The Christmas Season starts with Midnight Mass or the Christmas vigil (according to the new rite) and continues with a holy joy until the 2nd Vespers of the feast of the presentation of the Lord (February 2nd).The celebration of a 40 day season for Christmas goes so far back into antiquity that it is impossible to know at what point in time it became a tradition. The Feast of the Presentation was established as a feast on this date at least by the 6th century. Mary was obliged by Jewish law to present Our Lord to the Lord 40 days after his birth, thus bringing the joys of Christmas to a natural conclusion.
Until 1969, the ancient Feast of the Presentation of Our Lord, which is of Oriental origin, was known in the West as the feast of the Purification of Our Lady, and closed the Christmas season, forty days after the Lord's birth.- Directory on Popular Piety and the Liturgy (120) of the Vatican Website.
Traditionally speaking, our Christmas trees should go up on Christmas Eve and brought down on the Feast of the Epiphany with the arrival of the Magi with their gifts of gold ,frankincense and myrrh. On this day the three wise men are added to our manger scenes! In Europe, the Christmas Creches are only taken down on February 2nd.

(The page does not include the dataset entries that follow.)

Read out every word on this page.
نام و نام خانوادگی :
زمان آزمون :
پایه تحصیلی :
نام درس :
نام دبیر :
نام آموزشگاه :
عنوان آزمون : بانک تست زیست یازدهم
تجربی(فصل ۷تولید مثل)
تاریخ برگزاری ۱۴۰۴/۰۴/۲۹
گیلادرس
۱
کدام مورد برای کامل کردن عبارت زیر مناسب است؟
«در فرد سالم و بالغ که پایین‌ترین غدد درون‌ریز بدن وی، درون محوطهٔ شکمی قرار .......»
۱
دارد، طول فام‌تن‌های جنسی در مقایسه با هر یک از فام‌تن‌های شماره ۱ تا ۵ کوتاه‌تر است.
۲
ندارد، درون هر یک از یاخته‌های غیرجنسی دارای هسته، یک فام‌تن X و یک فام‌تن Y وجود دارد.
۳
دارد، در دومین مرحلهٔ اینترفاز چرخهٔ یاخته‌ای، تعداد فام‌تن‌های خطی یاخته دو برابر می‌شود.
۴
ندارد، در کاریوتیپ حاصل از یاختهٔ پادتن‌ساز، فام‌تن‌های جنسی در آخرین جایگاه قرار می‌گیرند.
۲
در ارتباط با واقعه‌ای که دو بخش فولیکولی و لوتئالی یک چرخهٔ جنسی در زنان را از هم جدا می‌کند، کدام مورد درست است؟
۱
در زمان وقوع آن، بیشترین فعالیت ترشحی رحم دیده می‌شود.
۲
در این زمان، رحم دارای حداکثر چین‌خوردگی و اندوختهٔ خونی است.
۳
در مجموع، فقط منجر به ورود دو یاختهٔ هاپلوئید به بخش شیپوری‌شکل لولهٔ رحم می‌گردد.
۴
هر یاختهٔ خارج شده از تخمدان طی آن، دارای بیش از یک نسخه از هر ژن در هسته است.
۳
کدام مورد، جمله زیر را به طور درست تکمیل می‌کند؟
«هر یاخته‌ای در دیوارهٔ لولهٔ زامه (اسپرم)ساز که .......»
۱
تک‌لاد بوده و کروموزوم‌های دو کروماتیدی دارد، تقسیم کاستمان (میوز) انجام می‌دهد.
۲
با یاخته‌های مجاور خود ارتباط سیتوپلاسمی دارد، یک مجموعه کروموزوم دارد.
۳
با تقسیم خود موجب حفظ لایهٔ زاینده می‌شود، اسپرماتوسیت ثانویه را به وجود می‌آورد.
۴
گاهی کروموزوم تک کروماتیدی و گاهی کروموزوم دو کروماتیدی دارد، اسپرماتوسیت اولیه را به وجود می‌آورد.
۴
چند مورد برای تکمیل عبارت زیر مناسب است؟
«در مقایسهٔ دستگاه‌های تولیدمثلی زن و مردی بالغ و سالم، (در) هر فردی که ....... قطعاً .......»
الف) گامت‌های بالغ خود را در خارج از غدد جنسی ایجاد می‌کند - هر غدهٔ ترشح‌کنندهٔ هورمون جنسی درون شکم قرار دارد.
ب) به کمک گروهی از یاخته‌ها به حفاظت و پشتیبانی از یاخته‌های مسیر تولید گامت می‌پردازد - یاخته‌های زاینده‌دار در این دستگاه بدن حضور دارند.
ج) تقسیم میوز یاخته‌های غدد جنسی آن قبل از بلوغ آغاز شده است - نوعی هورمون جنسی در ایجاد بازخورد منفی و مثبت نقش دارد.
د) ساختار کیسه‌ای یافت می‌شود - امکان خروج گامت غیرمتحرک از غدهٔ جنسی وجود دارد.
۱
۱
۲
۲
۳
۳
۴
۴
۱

Here is what Dom Gueranger has to say on this subject:
We apply the name of Christmas to the forty days which begin with the Nativity of our Lord, December 25, and end with the Purification of the Blessed Virgin, February 2. It is a period which forms a distinct portion of the Liturgical Year, as distinct, by its own special spirit, from every other, as are Advent, Lent, Easter, or Pentecost. One same Mystery is celebrated and kept in view during the whole forty days. Neither the Feasts of the Saints, which so abound during this Season; nor the time of Septuagesima, with its mournful Purple, which often begins before Christmastide is over, seem able to distract our Holy Mother the Church from the immense joy of which she received the good tidings from the Angels [St Luke ii 10] on that glorious Night for which the world had been longing four thousand years. The Faithful will remember that the Liturgy commemorates this long expectation by the four penitential weeks of Advent.
The custom of celebrating the Solemnity of our Saviour’s Nativity by a feast or commemoration of forty days’ duration is founded on the holy Gospel itself; for it tells us that the Blessed Virgin Mary, after spending forty days in the contemplation of the Divine Fruit of her glorious Maternity, went to the Temple, there to fulfil, in most perfect humility, the ceremonies which the Law demanded of the daughters of Israel, when they became mothers.
Besides, who has ever known of a joyous liturgical season (Christmas) being shorter than the season of preparation and joyful penance. Please recall that in some regions, Advent is six weeks long, not four like ours.
Unlike the Roman Rite, the Ambrosian Rite celebrates six Sundays of Advent (beginning with the Sunday after St. Martin’s Day) with proper epistle and gospel readings. These six Sundays were marked by seven Prefaces altogether: one for each of the first five, with two assigned to the Sixth Sunday of Advent. - Ambrosian Preface Texts for Celebrating Advent
Although there are several differences between the current General Roman Calendar (also referred to as the Ordinary Form or OF) and the 1962 Extraordinary Form Calendar (EF), the structure of both of the liturgical seasons is still very similar. Below is a combined calendar of both the Ordinary Form and Extraordinary Form calendars.

It seems inevitable every Christmas that there will be polite disagreement among Catholics as to when the Christmas season officially ends. Usually the discussion revolves around when to take down the Christmas decorations. Most of my friends will wait until after the Epiphany or after the Baptism of the Lord. But every year someone will say that that they are following the traditional and official end of the Christmas season, February 2nd, 40 days after Christmas, which is the Feast of the Presentation of the Lord or Purification of the Blessed Virgin Mary (commonly called Candlemas, in Greek Hypapante). Christmas to Candlemas: When is the Real End of the Christmas Season?
Often we will come across websites stating that the Christmas Season end on the Feast of the Baptism of the Lord. Liturgically speaking this is an err. This is simply the end of the Liturgical Time of Christmas. We can see in both the Ordinary Form of the Mass and Extraordinary Form of the Mass, that the Church dons green vestments the day following this magnificent feast. Nothing has changed here.

United States Conference of Catholic Bishop’s Calendar is a prime example of when the liturgical Time of Christmas ends. The actual Season of Christmas ends on February 2nd.